Santa Maria com destino a Porto Alegre. 18h. Sento-me
confortavelmente na poltrona 12, corredor. Há tempos já não
faço mais questão de sentar na janela, desde que não é mais permitido abri-las. Na hora da saída, a vantagem é sempre de quem está no corredor: o vivente é possuído por uma sensação de poder sobre o que está na janela: "pegaste a janela, ms eu posso travar tua saída", coisas de pessoas vingativas, não é o caso. Quando um ingênuo pum resolve passear pelo ônibus,
já não há mais vantagem na janela, aliás, é decepcionante não
poder abri-la nesse momento de angústia. Mas o que é um peido
depois da invenção do diálogo?
- Em
quanto tempo chega em Porto Alegre?
- Umas
4 horas, 4h e meia.
- Mas
eu pedi pra eles calcularem o tempo. Não vai dar tempo. Eu pedi pra
eles calcularem.
- O
senhor vai pra onde?
- Vendinha (ou algo parecido),
perto de Lajeado.
- Por
que o senhor não pegou um Santa Cruz para Lajeado?
- Eles
disseram que não tinha mais passagem. Eles querem é vender
passagem. Esse ônibus tem que sair logo pra eu chegar, tomara que
chegue voando. Já está atrasado pra sair. Tomara que saia logo pra
dar tempo.
- (com
esperança) O senhor ainda pode descer, já que o ônibus ainda não
saiu.
- Não
adianta, eu vou ter que ir de qualquer jeito. Vou pra Porto Alegre
depois volto metade do caminho pra pegar meu caminhão. Ele só vai
tá carregado as sete da manhã.
- (silêncio)
- Tomara
que saia logo, já passou cinco minutos. Tomara que esse ônibus
voe!
- Eles
sempre dão esse tempo.
- Já
tá atrasado, dá pra reclamar, mas não adianta. Tomara que esse
ônibus vá voando.
- (silêncio
emburrado).
- Não
adianta reclamar, Ai, tá saindo, já tá atrasado. (pausa
esperançosa para minha alegria) Mas não vai sair? Acho que agora
vai. Tomara que voe!
Neste
momento, abro o notebook para tentar trabalhar no meu texto, como se fosse
possível. Por um momento de enorme ilusão, pensei que ao abrir o
note, o desconfiômetro do ser ao lado seria automaticamente ligado.

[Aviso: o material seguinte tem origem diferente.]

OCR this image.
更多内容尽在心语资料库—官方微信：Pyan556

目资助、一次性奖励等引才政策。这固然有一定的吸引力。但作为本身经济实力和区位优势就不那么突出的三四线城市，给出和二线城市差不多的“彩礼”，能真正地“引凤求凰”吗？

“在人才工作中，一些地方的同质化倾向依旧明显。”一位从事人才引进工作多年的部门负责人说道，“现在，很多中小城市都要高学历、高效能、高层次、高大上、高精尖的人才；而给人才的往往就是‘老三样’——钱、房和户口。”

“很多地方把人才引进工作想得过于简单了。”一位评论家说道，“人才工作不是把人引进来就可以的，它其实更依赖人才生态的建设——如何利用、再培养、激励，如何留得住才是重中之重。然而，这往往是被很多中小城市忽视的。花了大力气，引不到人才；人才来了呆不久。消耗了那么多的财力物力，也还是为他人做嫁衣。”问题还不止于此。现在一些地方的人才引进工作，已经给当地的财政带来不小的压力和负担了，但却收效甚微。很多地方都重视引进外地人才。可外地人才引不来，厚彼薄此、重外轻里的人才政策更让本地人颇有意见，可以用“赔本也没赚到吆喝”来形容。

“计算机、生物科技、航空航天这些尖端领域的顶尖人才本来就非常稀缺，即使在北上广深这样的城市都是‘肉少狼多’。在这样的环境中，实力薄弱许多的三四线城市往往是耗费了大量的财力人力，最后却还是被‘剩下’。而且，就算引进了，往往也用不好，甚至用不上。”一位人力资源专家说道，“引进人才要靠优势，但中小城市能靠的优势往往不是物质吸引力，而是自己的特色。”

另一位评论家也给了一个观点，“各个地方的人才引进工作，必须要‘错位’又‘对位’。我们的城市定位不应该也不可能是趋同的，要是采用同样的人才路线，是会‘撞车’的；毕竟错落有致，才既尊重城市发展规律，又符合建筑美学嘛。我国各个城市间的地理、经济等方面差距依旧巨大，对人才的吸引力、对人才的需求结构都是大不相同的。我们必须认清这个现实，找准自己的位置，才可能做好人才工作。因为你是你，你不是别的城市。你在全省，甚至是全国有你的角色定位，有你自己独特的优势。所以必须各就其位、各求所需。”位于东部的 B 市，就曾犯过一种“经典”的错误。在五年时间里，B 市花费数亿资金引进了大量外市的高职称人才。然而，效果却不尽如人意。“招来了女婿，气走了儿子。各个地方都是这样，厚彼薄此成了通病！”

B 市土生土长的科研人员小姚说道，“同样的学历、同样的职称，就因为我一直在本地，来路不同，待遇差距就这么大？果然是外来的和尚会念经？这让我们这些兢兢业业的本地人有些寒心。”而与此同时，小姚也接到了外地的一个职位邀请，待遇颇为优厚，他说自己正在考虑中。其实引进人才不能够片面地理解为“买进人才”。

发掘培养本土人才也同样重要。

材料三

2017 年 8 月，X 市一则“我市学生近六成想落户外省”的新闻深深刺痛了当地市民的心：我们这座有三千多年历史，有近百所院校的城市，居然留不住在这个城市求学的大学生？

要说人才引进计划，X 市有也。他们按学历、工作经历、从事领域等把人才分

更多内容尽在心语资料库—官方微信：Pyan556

Falta de intuição maior nunca tive na vida.
- Tomara
que esse carro voe pra chegar logo e dar tempo.
- (expressão de descontentamento acompanhada de suspiro irritado)
- Eles
só querem é vender passagem, não adianta, só querem vender
passagem. Vou ter que pagar um hotel em Porto Alegre, uns 50, 60 reais, fazer o que. Tomara que esse
ônibus voe!
- (silêncio)
Ele
finalmente para de falar. Eu, não tão tranquilamente e com dificuldade, faço
retoques no texto em que estou trabalhando quando, de repente, me dou
conta que em nenhum outro momento da vida o que eu escrevo fora tão
interessante. Os olhos vidrados na tela do meu notebook. Invasão
pouca é bobagem. Paro de escrever. Fecho a janela do meu texto e vou
ler outro. Os olhos acompanham, não perdem nada. Tiro o outro texto,
abro o facebook. O olhar vidrado na minha tela. Nenhum
constrangimento. Nada, nadinha. Não cursou o módulo básico de
comportamento no ônibus. Desisto. Fecho o notebook e finjo sono
repentino. Viro a bunda gorda para o lado do vivente,
com apenas um propósito: VINGANÇA! Mas por dez mil repolhos,
flatos, onde estão vocês quando eu mais preciso? Nada. Nem sinal. A falta de sono me faz lembrar do início da conversa: "em quanto tempo chega em Porto Alegre? - 4h, 4h e meia"... 4h, 4h e meia...
TOMARA
QUE ESSE ÔNIBUS VOE! TOMARA QUE ESSE ÔNIBUS VOE!